Un titilante paisaje nocturno se extendía a sus pies: carteles luminosos desplegados por toda la ciudad como estandartes de un ejército invasor. Phillip, Marlboro, Sony, Mercedes-Benz… Moscú, que en una época después del atardecer era oscura como una capital africana, ya no era así.

No había ni una sola palabra en ruso a la vista.

—Nunca pensé que llegaría con vida a ver esto —se oyó la voz de Adelman por la línea ruidosa—. Esto que vemos, amigo, es una victoria. ¿Te das cuenta? Una victoria total.

—¿De veras, Frank? A mí sólo me parece un montón de luces.

—No; es mucho más que eso, créeme. A partir de aquí ya no hay vuelta atrás.

—Ahora me dirás que esto es el fin de la historia.

—Quizá lo sea. Pero, gracias a Dios, no es el fin de los historiadores —bromeó Adelman—. Bueno, nos vemos en el vestíbulo dentro de, digamos, veinte minutos. ¿De acuerdo? —Y colgó.

El reflector de la otra orilla del Moscova, al lado de la Casa Blanca, arrojó un potente haz de luz en la habitación.
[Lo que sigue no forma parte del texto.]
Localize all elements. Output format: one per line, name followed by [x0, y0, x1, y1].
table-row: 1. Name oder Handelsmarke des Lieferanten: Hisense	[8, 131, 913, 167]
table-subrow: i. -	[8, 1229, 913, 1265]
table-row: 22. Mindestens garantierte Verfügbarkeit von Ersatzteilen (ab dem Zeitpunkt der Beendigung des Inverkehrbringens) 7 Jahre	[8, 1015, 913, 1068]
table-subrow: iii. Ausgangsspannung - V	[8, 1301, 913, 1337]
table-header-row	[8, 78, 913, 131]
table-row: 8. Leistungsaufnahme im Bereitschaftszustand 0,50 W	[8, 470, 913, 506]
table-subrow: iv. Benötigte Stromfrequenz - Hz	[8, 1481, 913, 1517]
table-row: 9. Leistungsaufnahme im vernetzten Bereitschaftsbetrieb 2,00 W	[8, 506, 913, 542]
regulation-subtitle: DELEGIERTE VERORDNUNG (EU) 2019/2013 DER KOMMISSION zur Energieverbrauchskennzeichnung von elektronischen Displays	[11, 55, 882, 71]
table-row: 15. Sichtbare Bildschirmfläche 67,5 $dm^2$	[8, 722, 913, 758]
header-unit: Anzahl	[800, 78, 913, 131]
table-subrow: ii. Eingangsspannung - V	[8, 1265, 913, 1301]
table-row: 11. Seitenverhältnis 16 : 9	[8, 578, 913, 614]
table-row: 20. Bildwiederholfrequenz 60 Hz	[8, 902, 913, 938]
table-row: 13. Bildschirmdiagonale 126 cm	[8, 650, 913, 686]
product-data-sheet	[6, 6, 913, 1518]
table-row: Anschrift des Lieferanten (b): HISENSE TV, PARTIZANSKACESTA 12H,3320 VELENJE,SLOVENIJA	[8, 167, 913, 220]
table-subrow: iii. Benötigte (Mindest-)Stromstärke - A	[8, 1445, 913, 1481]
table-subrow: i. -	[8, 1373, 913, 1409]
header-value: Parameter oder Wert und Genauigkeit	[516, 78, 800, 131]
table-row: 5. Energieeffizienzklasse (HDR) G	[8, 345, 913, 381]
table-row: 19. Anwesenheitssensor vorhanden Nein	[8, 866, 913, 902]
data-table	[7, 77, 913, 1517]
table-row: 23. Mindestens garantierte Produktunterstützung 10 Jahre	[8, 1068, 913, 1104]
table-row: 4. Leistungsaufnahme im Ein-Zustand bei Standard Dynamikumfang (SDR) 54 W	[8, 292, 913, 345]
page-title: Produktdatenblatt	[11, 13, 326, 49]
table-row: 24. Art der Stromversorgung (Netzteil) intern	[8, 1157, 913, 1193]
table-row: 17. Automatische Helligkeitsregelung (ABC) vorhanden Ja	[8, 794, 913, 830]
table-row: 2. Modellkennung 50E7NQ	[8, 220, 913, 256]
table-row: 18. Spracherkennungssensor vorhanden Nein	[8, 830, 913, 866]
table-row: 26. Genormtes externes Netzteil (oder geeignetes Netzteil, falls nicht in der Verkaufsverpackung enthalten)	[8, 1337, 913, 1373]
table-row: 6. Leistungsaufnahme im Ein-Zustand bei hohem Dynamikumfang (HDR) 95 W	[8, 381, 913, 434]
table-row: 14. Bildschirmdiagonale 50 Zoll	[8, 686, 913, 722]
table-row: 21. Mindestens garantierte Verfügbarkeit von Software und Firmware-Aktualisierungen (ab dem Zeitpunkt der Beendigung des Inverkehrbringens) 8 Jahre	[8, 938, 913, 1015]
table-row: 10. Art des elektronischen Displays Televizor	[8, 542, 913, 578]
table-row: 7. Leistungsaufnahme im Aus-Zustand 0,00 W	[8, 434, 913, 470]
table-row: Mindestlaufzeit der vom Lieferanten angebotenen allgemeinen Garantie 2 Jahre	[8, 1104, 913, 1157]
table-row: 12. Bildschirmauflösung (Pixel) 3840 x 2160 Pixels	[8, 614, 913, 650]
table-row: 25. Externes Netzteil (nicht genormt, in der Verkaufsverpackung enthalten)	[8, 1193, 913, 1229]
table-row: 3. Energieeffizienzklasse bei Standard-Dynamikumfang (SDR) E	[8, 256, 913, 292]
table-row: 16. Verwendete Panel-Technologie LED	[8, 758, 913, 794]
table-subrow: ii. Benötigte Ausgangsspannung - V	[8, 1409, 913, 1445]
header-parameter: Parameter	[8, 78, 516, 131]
Kelso alargó la mano para abrir la hoja interior de la ventana y después la exterior y dejar entrar una bruma amarillenta junto con el lejano ruido del tráfico. Unos copos de nieve chocaron contra el alféizar y se derritieron.

El fin de la historia… y una mierda, pensó. Ésa era una ciudad cargada de historia. Ese era un maldito pueblo cargado de historia.

Sacó la cabeza al frío y se asomó todo lo que pudo para ver la ciudad al otro lado del río,, antes de que se perdiera en las nieblas del horizonte.

Si uno de cada seis rusos pensaba que Stalin había sido el gobernante más grande que habían tenido, significaba que había unos veinte millones de seguidores. (El santo Lenin por supuesto tenía muchos más.) E incluso si esa cifra se dividía por dos, para dejar a los más fanáticos, seguía habiendo diez millones. ¿Diez millones de estalinistas en la Federación Rusa, tras cuarenta años de denigración?

Mamantov tenía razón: era una figura increíble. Dios mío, si uno de cada seis alemanes hubieran dicho que Hitler había sido el líder más grande de su historia, el New York Times no habría querido un artículo de opinión, ¡lo habría sacado en primera plana!

Kelso cerró la ventana y empezó a juntar lo que iba a necesitar para la noche: los últimos dos paquetes de cigarrillos del duty free, el pasaporte y el visado (en caso de que lo cogieran), el mechero, la cartera bien llena› la caja de cerillas con la dirección del Robotnik.